Todo era una mentre.

El recuerdo más doloroso llegó justo después. Una noche, un par de días antes de la boda, fui a su casa para darle una sorpresa. La puerta estaba entreabierta y escuché voces desde el estudio. Eran Ricardo y Sofía. Me detuve, con el corazón latiendo con fuerza.

"¿De verdad crees que la tonta de Elena se tragó lo de la amnesia?" La voz de Sofía era burlona.

Escuché la risa de Ricardo, una risa que nunca había oído antes. Era cruel y fría.

"Por supuesto que sí. Es tan ingenua. Cree cualquier cosa que le digo."

"¿Y su familia? ¿El dinero?" preguntó Sofía.

"Ya está en mi cuenta. Justo a tiempo. Con eso y los contactos que conseguiré siendo su yerno, mi empresa estará asegurada. Después de la boda, me desharé de ella. Diré que mi memoria ha vuelto y que me he dado cuenta de que mi verdadero amor eres tú, mi Sofía."

"Eres un genio, Ricardo," susurró Sofía. "Y yo te amo por eso."

Escuché el sonido de un beso, seguido de un gemido. Me quedé paralizada detrás de la puerta, el aire se escapó de mis pulmones. La traición fue tan absoluta, tan devastadora, que sentí como si el suelo se abriera bajo mis pies. No era solo que me estuviera engañando. Había planeado toda una farsa para robar a mi familia y humillarme de la manera más cruel posible.

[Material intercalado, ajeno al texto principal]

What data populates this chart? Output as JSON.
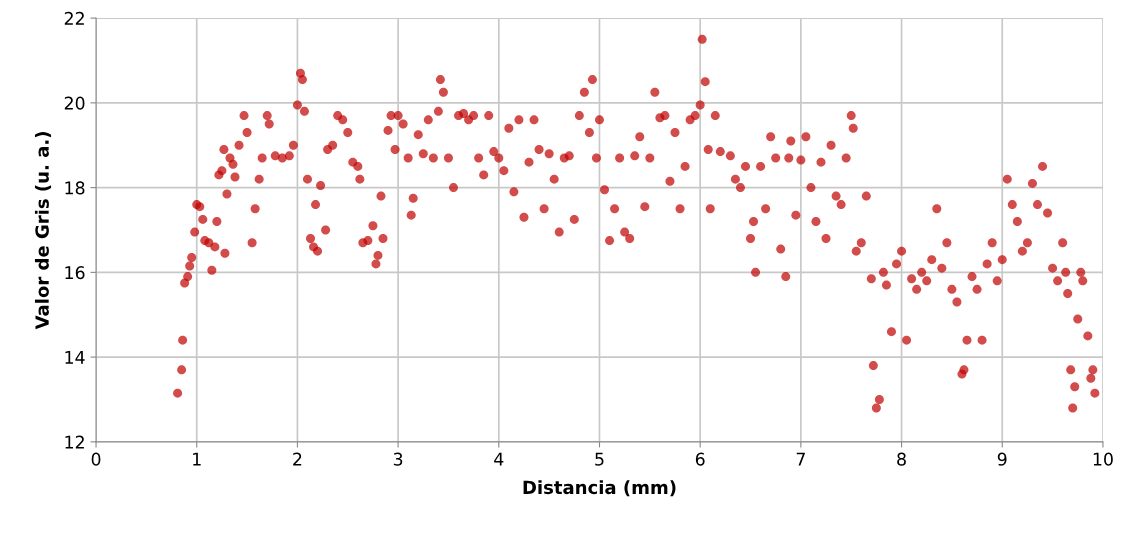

No entré. No los confronté. Di media vuelta en silencio, salí de la casa y caminé sin rumbo durante horas. Cuando finalmente llegué a mi casa, mi rostro estaba vacío de toda expresión. Mi hermano me encontró sentada en la oscuridad de mi habitación, con el vestido de novia a medio terminar en mi regazo.

Vio mi rostro y supo que algo terrible había sucedido. Le conté todo, mi voz era un susurro roto. Al día siguiente, mi familia me sacó del país. Me enviaron a París, lejos del escándalo, lejos del dolor, para que pudiera empezar de nuevo. La boda nunca sucedió. Ricardo, al ver que su plan había sido descubierto y que el resto del dinero de mi familia nunca llegaría, aceleró sus planes y me abandonó en el altar, creando su propia narrativa de que yo "no era lo suficientemente buena" .

Ahora, cinco años después, al ver su rostro engreído, ya no sentía ese dolor agudo. Solo un profundo y helado desprecio.